The house lacked a TV on which to watch the countdown. People pulled out their phones, held them above their heads, yelled at each other to shut the fuck up. They attempted counting, but had to guess at when the minute would change. It was messy, staggered, and anticlimactic, but eventually they all kissed, slobbered all over each other, girls kissing girls, guys kissing other guys’ girlfriends and getting punched, everyone chugging the remains of bottles, much too much too much. A very drunk, rather unattractive girl even smooched Gene. That was my first kiss, he thought, feeling terribly cheated. One of his artist friends assured him that it didn’t count.

4:17AM

As he laid there in the dark, his Gulliva drudging up memories spitefully, Gene realized that nothing counted for anything. This doesn’t count. The new year doesn’t count. None of it counts. Or maybe it all counts… He rubbed his weary eyes. What am I doing here? He got up from under the table, stepping carefully around the bony ankle and its possessor, and tiptoed to the door. As his eyes adjusted, he looked back from the doorway to see bodies upon bodies passed out in one of the houses many rooms.

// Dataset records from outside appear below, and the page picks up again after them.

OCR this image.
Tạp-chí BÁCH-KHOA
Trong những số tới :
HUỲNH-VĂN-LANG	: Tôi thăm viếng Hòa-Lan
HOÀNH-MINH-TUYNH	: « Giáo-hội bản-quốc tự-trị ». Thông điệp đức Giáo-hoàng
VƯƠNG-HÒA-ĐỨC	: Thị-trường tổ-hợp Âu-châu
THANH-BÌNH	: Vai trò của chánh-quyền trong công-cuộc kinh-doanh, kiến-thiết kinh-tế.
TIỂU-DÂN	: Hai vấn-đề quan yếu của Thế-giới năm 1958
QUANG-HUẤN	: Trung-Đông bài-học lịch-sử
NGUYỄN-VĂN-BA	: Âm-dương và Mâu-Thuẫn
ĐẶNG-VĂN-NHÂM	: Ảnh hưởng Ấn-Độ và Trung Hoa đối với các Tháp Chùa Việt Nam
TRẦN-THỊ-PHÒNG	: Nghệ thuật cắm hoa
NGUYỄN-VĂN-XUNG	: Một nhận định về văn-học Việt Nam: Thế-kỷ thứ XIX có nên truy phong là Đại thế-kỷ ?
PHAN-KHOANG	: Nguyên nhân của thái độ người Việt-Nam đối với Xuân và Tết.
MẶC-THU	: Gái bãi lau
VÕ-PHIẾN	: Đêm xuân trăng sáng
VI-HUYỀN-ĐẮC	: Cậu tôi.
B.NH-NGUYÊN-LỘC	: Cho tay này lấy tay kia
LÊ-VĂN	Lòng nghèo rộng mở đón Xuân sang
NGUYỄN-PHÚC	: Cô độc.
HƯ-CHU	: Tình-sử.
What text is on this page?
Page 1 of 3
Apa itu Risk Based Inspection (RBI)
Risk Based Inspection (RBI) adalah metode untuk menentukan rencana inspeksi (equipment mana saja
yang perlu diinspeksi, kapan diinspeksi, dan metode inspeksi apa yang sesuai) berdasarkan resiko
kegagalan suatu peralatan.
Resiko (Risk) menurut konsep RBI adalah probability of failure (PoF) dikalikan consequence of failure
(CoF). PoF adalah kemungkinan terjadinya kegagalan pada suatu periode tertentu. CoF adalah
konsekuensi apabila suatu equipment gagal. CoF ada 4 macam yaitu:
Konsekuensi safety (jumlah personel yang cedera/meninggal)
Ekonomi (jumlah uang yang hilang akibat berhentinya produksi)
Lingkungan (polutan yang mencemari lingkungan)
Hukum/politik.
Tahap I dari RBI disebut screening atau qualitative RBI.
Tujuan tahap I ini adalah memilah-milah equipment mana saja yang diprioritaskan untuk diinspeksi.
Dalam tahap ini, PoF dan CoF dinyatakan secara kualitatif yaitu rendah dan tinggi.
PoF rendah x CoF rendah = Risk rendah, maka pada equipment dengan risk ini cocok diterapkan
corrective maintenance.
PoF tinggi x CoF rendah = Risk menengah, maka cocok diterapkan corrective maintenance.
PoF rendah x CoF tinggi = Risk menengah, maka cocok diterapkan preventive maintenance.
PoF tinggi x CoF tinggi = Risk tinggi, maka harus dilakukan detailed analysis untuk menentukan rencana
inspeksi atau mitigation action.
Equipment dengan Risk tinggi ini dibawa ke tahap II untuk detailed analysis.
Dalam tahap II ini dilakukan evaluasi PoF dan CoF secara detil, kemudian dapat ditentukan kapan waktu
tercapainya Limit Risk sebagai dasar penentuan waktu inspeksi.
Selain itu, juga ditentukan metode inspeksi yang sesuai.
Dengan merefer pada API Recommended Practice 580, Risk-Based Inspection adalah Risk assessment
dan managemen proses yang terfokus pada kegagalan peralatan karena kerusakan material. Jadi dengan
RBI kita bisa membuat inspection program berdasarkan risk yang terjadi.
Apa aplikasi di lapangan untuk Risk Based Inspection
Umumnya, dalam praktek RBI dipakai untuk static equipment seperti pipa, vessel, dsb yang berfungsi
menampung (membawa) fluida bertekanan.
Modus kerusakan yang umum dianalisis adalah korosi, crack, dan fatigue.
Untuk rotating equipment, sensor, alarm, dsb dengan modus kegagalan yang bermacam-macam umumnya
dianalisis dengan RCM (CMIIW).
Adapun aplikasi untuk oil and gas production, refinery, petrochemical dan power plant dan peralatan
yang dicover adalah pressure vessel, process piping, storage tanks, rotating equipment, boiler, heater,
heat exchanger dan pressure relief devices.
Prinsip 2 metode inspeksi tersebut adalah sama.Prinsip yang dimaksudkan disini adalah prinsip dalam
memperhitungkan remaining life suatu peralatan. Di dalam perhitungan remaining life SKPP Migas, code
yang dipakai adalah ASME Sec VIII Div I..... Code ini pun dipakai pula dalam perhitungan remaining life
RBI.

Sleeping like children, peaceful, wretched, desperate. He heard someone puking in the nearby bathroom, saw blood stains in the hallway, felt the raw back of his throat beginning to heal. It was still the wee hours. He walked from the large, tortured house to the nearby park, where a few snow flakes fell and melted into dew. He knew the buses ran all night and as he sat at the bus stop, waited for anything to count for something.